Pero sí necesito saber qué es lo que tengo que hacer. El Padre Kentenich fue un enamorado de la verdad. Pero cuando esa verdad era especulativa y estaba separada de la vida, sufrió con amargura.
A veces me puede pasar. Veo una verdad objetiva. Y una realidad que no encaja. Me frustro, me desespero, me amargo.
Amar la verdad es necesario. Pero amando al hombre, amando la vida concreta que vivo, amando a las personas sin querer que encajen en mi verdad. Aspiro a vivir en la verdad, para que mi vida responda al sueño de Dios conmigo.
No conozco la verdad de todo lo que hago. En ocasiones sentiré mentiras que me duelen. Desearé liberarme de lo que me ata.
Quiero reconocer el sueño verdadero que tiene que ver conmigo. Quiero conocerme de verdad, a fondo, liberado de cadenas que me engañan. Liberando a otros. Aceptar la verdad es lo que me hace libre. El engaño es lo que me llena de ansiedad y tristeza.
Le pido a Dios que me enseñe a descubrirme en mis pequeñas mentiras. Esas que justifico y me hacen pensar que soy bueno. Quiero fiel al sueño de Dios conmigo. La verdad me hará libre y me hará feliz.
Cuando descubro que lo importante es lo que el Padre Kentenich señala como camino: “El mejor medio para la felicidad personal me parece que es el empeño por brindar alegrías a los demás”[2]. Dar alegrías a los demás. Darles paz. En lugar de vivir obsesionado con ser yo feliz en todo lo que hago.
Tal vez puedo aprender a darme cuenta de mis justificaciones.
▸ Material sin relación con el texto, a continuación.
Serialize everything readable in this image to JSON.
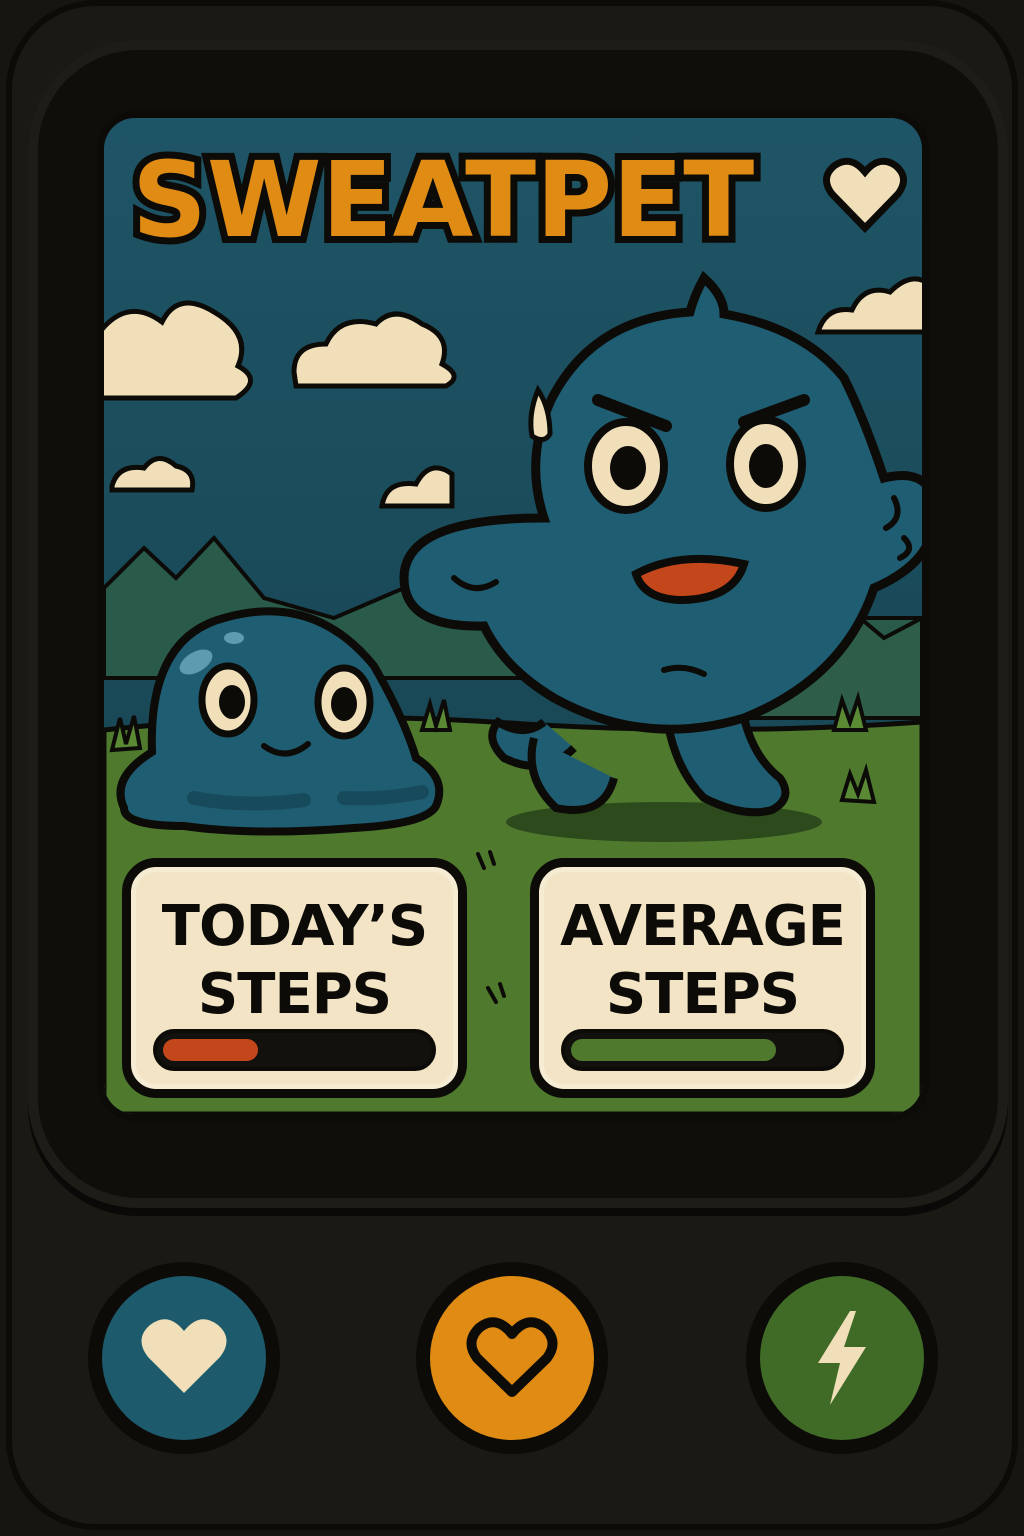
{
  "app": {
    "title": "SWEATPET",
    "title_icon": "heart-icon"
  },
  "pets": [
    {
      "name": "blob-pet",
      "mood": "happy"
    },
    {
      "name": "runner-pet",
      "mood": "determined"
    }
  ],
  "stats": {
    "today": {
      "label_line1": "TODAY’S",
      "label_line2": "STEPS",
      "progress": 0.36,
      "color": "#c4471c"
    },
    "average": {
      "label_line1": "AVERAGE",
      "label_line2": "STEPS",
      "progress": 0.78,
      "color": "#4f7a2e"
    }
  },
  "nav": [
    {
      "name": "heart-icon",
      "color": "#1c5a6c"
    },
    {
      "name": "heart-outline-icon",
      "color": "#e08b14"
    },
    {
      "name": "lightning-icon",
      "color": "#3f6b27"
    }
  ],
  "colors": {
    "sky": "#1d4f5e",
    "grass": "#4f7a2e",
    "pet_body": "#1f5d72",
    "cream": "#f2e4c4",
    "accent": "#e08b14",
    "outline": "#0c0b08"
  }
}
Adorno las cosas para que parezcan lo que no son. Escondo mis verdaderas razones sin reconocer mi auténtica motivación.
Tengo que mirar con sinceridad mi vida, con honestidad.
Tal vez por eso admiro tanto a las personas honestas. No se creen nada especial. Son lo que son, sin máscaras. Se enfrentan a la vida con humildad.
Me gustan las personas sinceras. Y a mí me hace bien ser honesto en todo lo que hago y pienso. Lo demás poco importa. Lo sé muy bien, pero de repente me encuentro justificando todo lo que hago.